She was the presumptive favorite in the 2016 US presidential election. She was also extremely qualified when compared to her inexperienced opponent. Yet, against all odds, she managed to lose to a divisive candidate who won in one of the most astounding victories in American political history. On the night of Nov. 8, 2016, when the results started pouring in, surprise gave way to astonishment as everyone asked the same question: What Happened to Hillary Rodham Clinton?
Everyone seems to have a theory as to why she failed to become the first woman president of the US. But what was going through her mind during that incredible election night? For the first time, Clinton looks back on the election in her book “What Happened.” She tells her side of the story with humor and sincerity and this poignant memoir will interest both her supporters and her detractors.
Clinton never imagined she write a book about the shocking loss, however, it is not a comprehensive account of the 2016 race as “that’s not for me to write, I have too little distance and too great a stake in it,” she writes.
She has chosen to focus on moments from the campaign, on people who inspired her and on the major challenges she has tackled during her nearly four decades in public service.
Despite the broad focus, it is natural that readers will wonder how she felt on the night of the election. Clinton, accompanied by her family and senior staff members, were staying at The Peninsula hotel, just a block away from Trump Tower. “The waiting was excruciating,” she admits. So, she decided to take a nap hoping that when she woke up, things would look better. When she got up, the atmosphere in her suite on the top floor was even gloomier and as the hours went by, the numbers were not getting any better.

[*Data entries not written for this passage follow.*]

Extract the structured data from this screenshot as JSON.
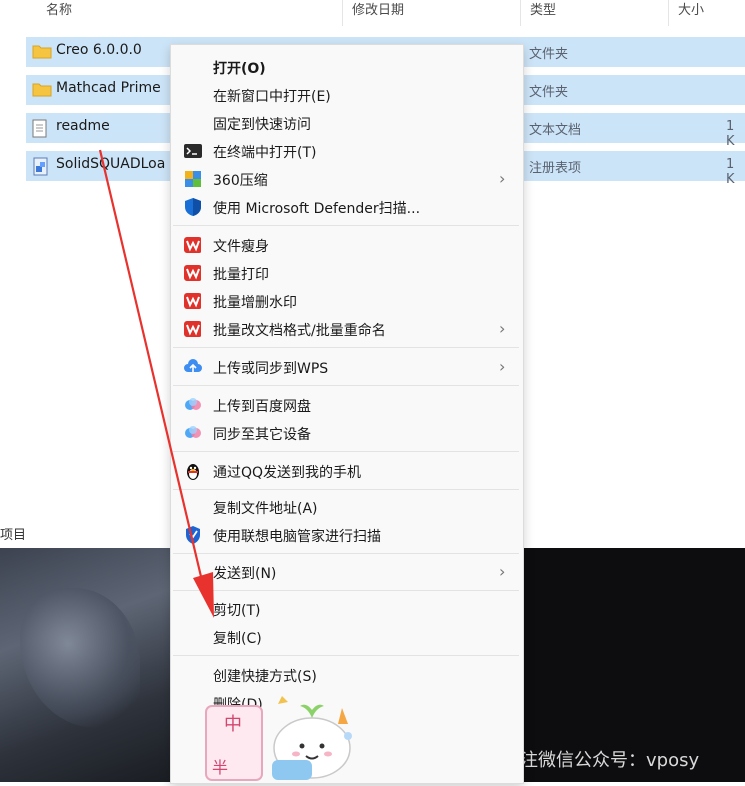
{
  "columns": {
    "name": "名称",
    "modified": "修改日期",
    "type": "类型",
    "size": "大小"
  },
  "files": [
    {
      "name": "Creo 6.0.0.0",
      "type": "文件夹",
      "size": "",
      "icon": "folder-icon"
    },
    {
      "name": "Mathcad Prime",
      "type": "文件夹",
      "size": "",
      "icon": "folder-icon"
    },
    {
      "name": "readme",
      "type": "文本文档",
      "size": "1 K",
      "icon": "text-file-icon"
    },
    {
      "name": "SolidSQUADLoa",
      "type": "注册表项",
      "size": "1 K",
      "icon": "registry-file-icon"
    }
  ],
  "status_bar": "项目",
  "context_menu": {
    "items": [
      {
        "label": "打开(O)"
      },
      {
        "label": "在新窗口中打开(E)"
      },
      {
        "label": "固定到快速访问"
      },
      {
        "label": "在终端中打开(T)"
      },
      {
        "label": "360压缩"
      },
      {
        "label": "使用 Microsoft Defender扫描..."
      },
      {
        "label": "文件瘦身"
      },
      {
        "label": "批量打印"
      },
      {
        "label": "批量增删水印"
      },
      {
        "label": "批量改文档格式/批量重命名"
      },
      {
        "label": "上传或同步到WPS"
      },
      {
        "label": "上传到百度网盘"
      },
      {
        "label": "同步至其它设备"
      },
      {
        "label": "通过QQ发送到我的手机"
      },
      {
        "label": "复制文件地址(A)"
      },
      {
        "label": "使用联想电脑管家进行扫描"
      },
      {
        "label": "发送到(N)"
      },
      {
        "label": "剪切(T)"
      },
      {
        "label": "复制(C)"
      },
      {
        "label": "创建快捷方式(S)"
      },
      {
        "label": "删除(D)"
      }
    ]
  },
  "watermark": "下载链接关注微信公众号：vposy",
  "sticker": {
    "char1": "中",
    "char2": "半"
  },
  "colors": {
    "selection": "#cce4f7",
    "menu_bg": "#f9f9f9",
    "wps_red": "#e0312b",
    "annotation_arrow": "#e8322e"
  }
}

“How had this happened? All our models, as well as all the public polls and predictions, gave us an excellent chance at victory. Now it was slipping away. I felt shell-shocked. I hadn’t prepared mentally for this at all. There had been no doomsday scenarios playing out in my head in the final days, no imagining what I might say if I lost. I just didn’t think about it. But now it was real as could be and I was struggling to get my head around it. It was like all the air in the room had been sucked and I could barely breathe.”
She gave her concession speech in a grey-and-purple suit that she intended to wear on her first trip to Washington as president elect. This is one of the many details that shows how Clinton was absolutely not prepared to lose. All her plans revolved around her victory.
Clinton spent the first day after her defeat following these dramatic events and doing very little else. She could not handle people’s kindness, sorrow and bewilderment and their explanations for how she had failed. “Bill and I kept the rest of the world out. I was grateful for the one billionth time that I had a husband who was good company, not just in happy times, but sad ones as well.” The next day, she finally reconnected with people, answering an avalanche of emails and returning phone calls.
Afterwards, she writes, she spent long hours walking with her husband and talking again and again about the unforeseeable loss. She also learned how to be grateful for the hard things. “My task was to be grateful for the humbling experience of losing the presidential election. Humility can be such a painful virtue.”
President Barack Obama played a key role in Clinton’s decision to run for president. He was well aware that his legacy depended, to a large extent, on a Democratic victory in 2016. “He made it clear that he believed that I was our party’s best chance to hold the White House and keep our progress going and he wanted me to move quickly to prepare to run.”
Clinton announced her candidacy in June 2015 and, amidst all the positive comments she received after her speech, she hardly paid attention to American journalist E.J. Dionne’s sharp remark: “Hillary Clinton is making a bet and issuing a challenge. The bet is that voters will pay more attention to what she can do for them than to what her opponents will say about her.”
We all now know that Clinton lost the white working-class vote, Trump garnered their attention with populist rhetoric and an excellent slogan — “Make America Great Again.”
Although Clinton dreams of a future in which women in the public eye will not be judged for how they look but for what they do, when she was campaigning, she always made time for her make-up and to have her hair done. “The few times I’ve gone out in public without makeup, it’s made the news,” she wrote in the book. Clinton even calculated how many hours it took her to have her hair and make-up done during the campaign. It came to 600 hours, which is equivalent to 25 days.
Clinton shares personal details in the book, for example, she tells readers that whenever she was traveling, she never went to sleep without calling her husband. These conversations kept her “grounded and at peace,” she writes, adding: “He’s funny, friendly, unflappable in the face of mishaps and inconveniences and easily delighted by the world…He is fabulous company.”
This book shows Clinton as we have never seen her before — vulnerable, forgiving and humble.
It leaves us all wondering, what will happen next?